British speedway rider

Roy Richard Trigg (born 29 April 1943, in Morden, Surrey) is a former motorcycle speedway rider from England. He earned 31 international caps for the England national speedway team and five caps for the Great Britain team.

== Career ==
Trigg was noticed as a teenager by the Wimbledon Dons management who signed him up but immediately loaned him out to lower league Poole Pirates. In 1963 he was recalled by his parent team Wimbledon Dons. In 1964 the new Hackney Hawks promoter Len Silver signed him on a full transfer. He stayed with the Hawks for two seasons but was forced out of the team when Bengt Jansson was signed.

After leaving the Hackney, Trigg spent a season with the Oxford Cheetahs before moving on to Cradley Heath where he spent the next five seasons. It was with Cradley he was threatened with a gun by Garry Middleton.
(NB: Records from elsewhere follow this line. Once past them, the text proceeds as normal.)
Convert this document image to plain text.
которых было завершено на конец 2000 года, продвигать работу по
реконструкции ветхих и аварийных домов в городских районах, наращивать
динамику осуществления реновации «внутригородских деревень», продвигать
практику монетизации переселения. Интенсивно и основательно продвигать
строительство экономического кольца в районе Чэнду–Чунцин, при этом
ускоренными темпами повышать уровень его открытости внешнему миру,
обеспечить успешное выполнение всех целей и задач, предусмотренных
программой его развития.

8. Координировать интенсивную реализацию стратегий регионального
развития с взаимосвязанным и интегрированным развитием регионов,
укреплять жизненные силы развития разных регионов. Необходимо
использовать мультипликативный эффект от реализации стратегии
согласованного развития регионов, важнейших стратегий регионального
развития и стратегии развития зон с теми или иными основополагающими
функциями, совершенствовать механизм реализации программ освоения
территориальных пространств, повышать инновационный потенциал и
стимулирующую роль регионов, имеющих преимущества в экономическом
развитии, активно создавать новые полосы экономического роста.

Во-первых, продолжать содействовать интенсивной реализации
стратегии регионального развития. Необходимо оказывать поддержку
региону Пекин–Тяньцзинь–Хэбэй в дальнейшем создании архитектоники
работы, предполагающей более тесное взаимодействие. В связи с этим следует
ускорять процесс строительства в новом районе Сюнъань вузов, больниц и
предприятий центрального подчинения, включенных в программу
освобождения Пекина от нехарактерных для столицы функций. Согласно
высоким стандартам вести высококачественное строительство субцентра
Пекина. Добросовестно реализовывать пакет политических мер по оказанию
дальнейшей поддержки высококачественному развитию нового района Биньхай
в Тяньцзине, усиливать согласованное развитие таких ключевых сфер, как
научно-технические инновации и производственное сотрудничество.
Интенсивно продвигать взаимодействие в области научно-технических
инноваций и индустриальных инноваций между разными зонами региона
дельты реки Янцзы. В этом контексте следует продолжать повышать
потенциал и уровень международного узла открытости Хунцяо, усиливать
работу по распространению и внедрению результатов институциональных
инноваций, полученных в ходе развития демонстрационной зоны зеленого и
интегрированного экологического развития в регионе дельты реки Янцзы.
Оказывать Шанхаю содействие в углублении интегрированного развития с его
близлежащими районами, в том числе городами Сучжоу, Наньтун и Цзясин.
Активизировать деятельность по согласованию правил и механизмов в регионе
Middleton tried to forcefully dive under Trigg but Trigg saw him and slowed down, leaving Middleton to shoot straight past him into the safety fence. Middleton then went into the pits into his toolbox and pulled out a handgun. He had to be dragged from the pits to avoid further trouble.

After being called into the England team during July 1968 as a late replacement, Trigg played a pivotal part in the win against the Soviet Union.

In 1970, Trigg finished third in the British Speedway Championship final. For the last two seasons of his career, he rode with Newport.

After he finished his British career, Trigg emigrated to New Zealand. He rode as a New Zealander in the inaugural Australasian Final in 1976. He finished in 15th place with two points.